Detailed in the latest issue of Science Advances, the scientists have moulded the precision and versatility of a physical phenomenon called stimulated Brillouin scattering (SBS) into a form that’s ready for mass manufacturing. The team says that, with SBS added to their toolkit, engineers will be able to incorporate sub-Hz-linewidth lasers, ultra-selective filters, and many other components with unparalleled performance into their PICs.
“Integrated Brillouin photonics is very fertile ground, both scientifically and commercially, and our work takes it from the lab to the fab,” says David Marpaung, a professor and the chairholder of the Nonlinear Nanophotonics group at UT.
For the telecom industry, Brillouin scattering is usually a nuisance. In an optical fibre, the interaction of light with the glass creates periodic changes in the medium’s density and refractive index, scattering the light and limiting the power that can be transferred from A to B.
But Brillouin scattering can also be useful. By carefully controlling the positive feedback loop between light waves passing through a medium and the sound waves (called phonons) that are generated in the material’s crystal lattice due to its interaction with light, a new way of transporting and processing information emerges.
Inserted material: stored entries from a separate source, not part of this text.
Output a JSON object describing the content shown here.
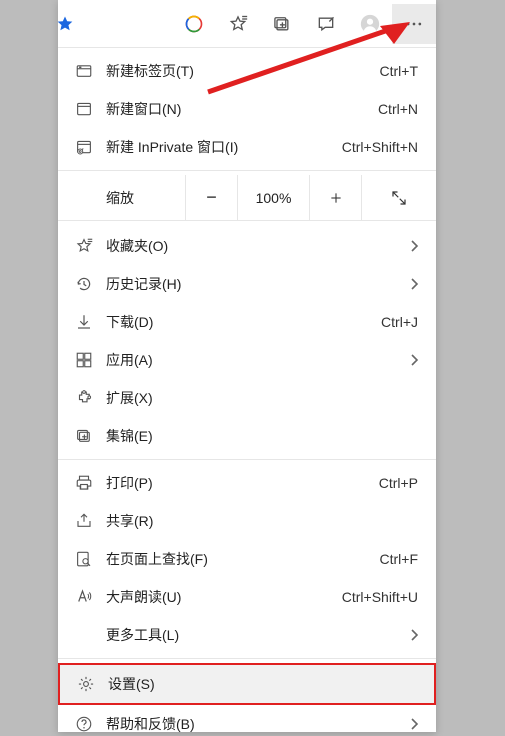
{
  "menu": {
    "new_tab": {
      "label": "新建标签页(T)",
      "shortcut": "Ctrl+T"
    },
    "new_window": {
      "label": "新建窗口(N)",
      "shortcut": "Ctrl+N"
    },
    "new_inprivate": {
      "label": "新建 InPrivate 窗口(I)",
      "shortcut": "Ctrl+Shift+N"
    },
    "zoom": {
      "label": "缩放",
      "value": "100%",
      "minus": "−",
      "plus": "+"
    },
    "favorites": {
      "label": "收藏夹(O)"
    },
    "history": {
      "label": "历史记录(H)"
    },
    "downloads": {
      "label": "下载(D)",
      "shortcut": "Ctrl+J"
    },
    "apps": {
      "label": "应用(A)"
    },
    "extensions": {
      "label": "扩展(X)"
    },
    "collections": {
      "label": "集锦(E)"
    },
    "print": {
      "label": "打印(P)",
      "shortcut": "Ctrl+P"
    },
    "share": {
      "label": "共享(R)"
    },
    "find": {
      "label": "在页面上查找(F)",
      "shortcut": "Ctrl+F"
    },
    "read_aloud": {
      "label": "大声朗读(U)",
      "shortcut": "Ctrl+Shift+U"
    },
    "more_tools": {
      "label": "更多工具(L)"
    },
    "settings": {
      "label": "设置(S)"
    },
    "help": {
      "label": "帮助和反馈(B)"
    }
  }
}
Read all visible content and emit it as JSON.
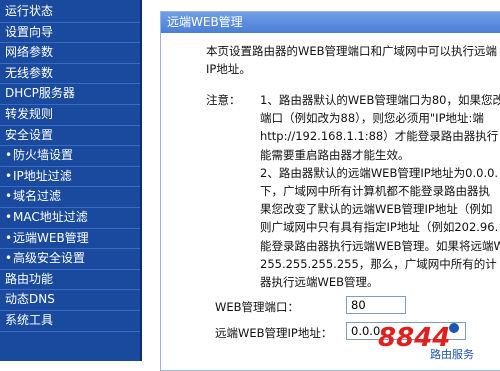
{
  "sidebar": {
    "items": [
      {
        "label": "运行状态",
        "type": "top"
      },
      {
        "label": "设置向导",
        "type": "top"
      },
      {
        "label": "网络参数",
        "type": "top"
      },
      {
        "label": "无线参数",
        "type": "top"
      },
      {
        "label": "DHCP服务器",
        "type": "top"
      },
      {
        "label": "转发规则",
        "type": "top"
      },
      {
        "label": "安全设置",
        "type": "top"
      },
      {
        "label": "防火墙设置",
        "type": "sub"
      },
      {
        "label": "IP地址过滤",
        "type": "sub"
      },
      {
        "label": "域名过滤",
        "type": "sub"
      },
      {
        "label": "MAC地址过滤",
        "type": "sub"
      },
      {
        "label": "远端WEB管理",
        "type": "sub",
        "active": true
      },
      {
        "label": "高级安全设置",
        "type": "sub"
      },
      {
        "label": "路由功能",
        "type": "top"
      },
      {
        "label": "动态DNS",
        "type": "top"
      },
      {
        "label": "系统工具",
        "type": "top"
      }
    ],
    "bullet": "•"
  },
  "panel": {
    "title": "远端WEB管理",
    "intro_line1": "本页设置路由器的WEB管理端口和广域网中可以执行远端",
    "intro_line2": "IP地址。",
    "note_label": "注意：",
    "note_lines": [
      "1、路由器默认的WEB管理端口为80，如果您改变",
      "端口（例如改为88），则您必须用\"IP地址:端",
      "http://192.168.1.1:88）才能登录路由器执行",
      "能需要重启路由器才能生效。",
      "2、路由器默认的远端WEB管理IP地址为0.0.0.",
      "下，广域网中所有计算机都不能登录路由器执",
      "果您改变了默认的远端WEB管理IP地址（例如",
      "则广域网中只有具有指定IP地址（例如202.96.",
      "能登录路由器执行远端WEB管理。如果将远端W",
      "255.255.255.255，那么，广域网中所有的计",
      "器执行远端WEB管理。"
    ],
    "port_label": "WEB管理端口：",
    "port_value": "80",
    "ip_label": "远端WEB管理IP地址：",
    "ip_value": "0.0.0."
  },
  "watermark": {
    "brand": "8844",
    "sub": "路由服务"
  },
  "colors": {
    "sidebar_bg": "#1a4a9e",
    "title_bar": "#5b8ee0",
    "watermark_red": "#e0201e",
    "watermark_blue": "#1b56b0"
  }
}
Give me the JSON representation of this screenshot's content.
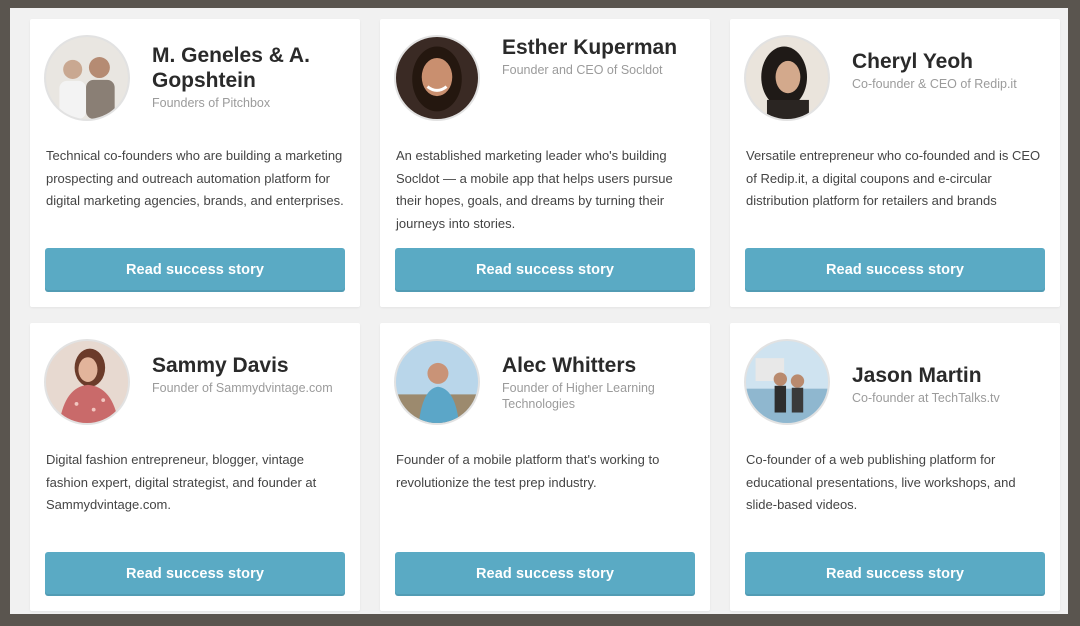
{
  "cards": [
    {
      "name": "M. Geneles & A. Gopshtein",
      "title": "Founders of Pitchbox",
      "description": "Technical co-founders who are building a marketing prospecting and outreach automation platform for digital marketing agencies, brands, and enterprises.",
      "button": "Read success story"
    },
    {
      "name": "Esther Kuperman",
      "title": "Founder and CEO of Socldot",
      "description": "An established marketing leader who's building Socldot — a mobile app that helps users pursue their hopes, goals, and dreams by turning their journeys into stories.",
      "button": "Read success story"
    },
    {
      "name": "Cheryl Yeoh",
      "title": "Co-founder & CEO of Redip.it",
      "description": "Versatile entrepreneur who co-founded and is CEO of Redip.it, a digital coupons and e-circular distribution platform for retailers and brands",
      "button": "Read success story"
    },
    {
      "name": "Sammy Davis",
      "title": "Founder of Sammydvintage.com",
      "description": "Digital fashion entrepreneur, blogger, vintage fashion expert, digital strategist, and founder at Sammydvintage.com.",
      "button": "Read success story"
    },
    {
      "name": "Alec Whitters",
      "title": "Founder of Higher Learning Technologies",
      "description": "Founder of a mobile platform that's working to revolutionize the test prep industry.",
      "button": "Read success story"
    },
    {
      "name": "Jason Martin",
      "title": "Co-founder at TechTalks.tv",
      "description": "Co-founder of a web publishing platform for educational presentations, live workshops, and slide-based videos.",
      "button": "Read success story"
    }
  ],
  "colors": {
    "button": "#5aaac4",
    "frame": "#5a554f",
    "background": "#f1f1f1"
  }
}
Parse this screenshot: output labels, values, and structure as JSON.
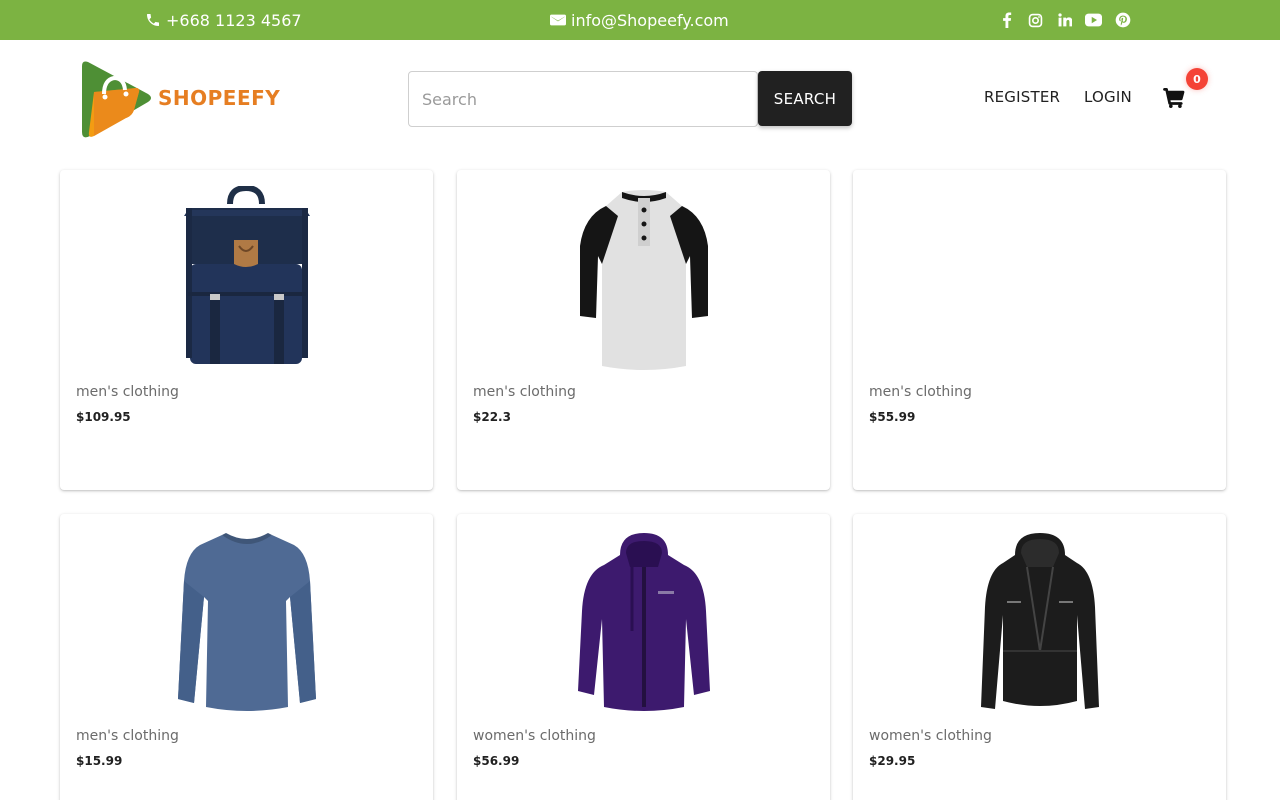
{
  "topbar": {
    "phone": "+668 1123 4567",
    "email": "info@Shopeefy.com",
    "socials": [
      "facebook-icon",
      "instagram-icon",
      "linkedin-icon",
      "youtube-icon",
      "pinterest-icon"
    ],
    "bg_color": "#7cb342"
  },
  "header": {
    "logo_text": "SHOPEEFY",
    "search_placeholder": "Search",
    "search_value": "",
    "search_button": "SEARCH",
    "register": "REGISTER",
    "login": "LOGIN",
    "cart_count": "0"
  },
  "products": [
    {
      "category": "men's clothing",
      "price": "$109.95",
      "image": "backpack"
    },
    {
      "category": "men's clothing",
      "price": "$22.3",
      "image": "raglan-tshirt"
    },
    {
      "category": "men's clothing",
      "price": "$55.99",
      "image": "none"
    },
    {
      "category": "men's clothing",
      "price": "$15.99",
      "image": "long-sleeve-shirt"
    },
    {
      "category": "women's clothing",
      "price": "$56.99",
      "image": "purple-jacket"
    },
    {
      "category": "women's clothing",
      "price": "$29.95",
      "image": "leather-jacket"
    }
  ],
  "colors": {
    "accent_green": "#7cb342",
    "logo_orange": "#e67e22",
    "badge_red": "#f44336",
    "button_dark": "#212121"
  }
}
“After electrons in electronics and photons in integrated photonics, think of the phonon-mediated interactions as a third way to shape, redirect, or process signals,” Marpaung explains.
Until recently, however, leveraging SBS hasn’t been practical. “There have been many proof-of-concept demonstrations, but, for a variety of reasons, these face critical challenges in terms of practical deployment and scalability,” says Kaixuan Ye, a PhD student in Marpaung’s group and first author of the Science Advances paper.
Another major roadblock has been an intrinsic property of acoustic waves. Much like ripples spreading across the surface of the sea, acoustic waves tend to propagate in all directions, dispersing their energy. Marpaung, Ye and colleagues found that in the optical material lithium niobate, the acoustic waves can be steered by the direction of light, essentially taming it for insertion into integrated photonics technology.
To provide a taste of the new functionality that’s available, Marpaung’s group collaborated with the research group of Cheng Wang of the City University of Hong Kong. They fabricated an on-chip Brillouin amplifier and laser in the TFLN platform – two key components in any PIC. The team also created a more intricate component, a multifunctional Brillouin microwave photonic processor capable of filtering an incoming signal.
According to the team, these demonstrations open the door to real-world applications, which Marpaung has started to explore. “SBS can drastically reduce the dimensions of atomic clocks, since SBS allows for miniaturisation of the ultra-precise and stable lasers required by these devices. Chip-scale lasers will enable cost-effective integration of atomic clocks in satellites and unmanned aerial vehicles (drones). Thanks to precise on-board timekeeping, these devices wouldn’t have to rely on GPS for navigation,” he explains.
“Our work also allows for ultra-precise filtering of unwanted signals. Integration with high-speed modulators will lead to higher performance, smaller size and lower cost. These filters can be used for mitigation of unwanted interference and jamming, which is important for 6G radios and GPS/navigation.”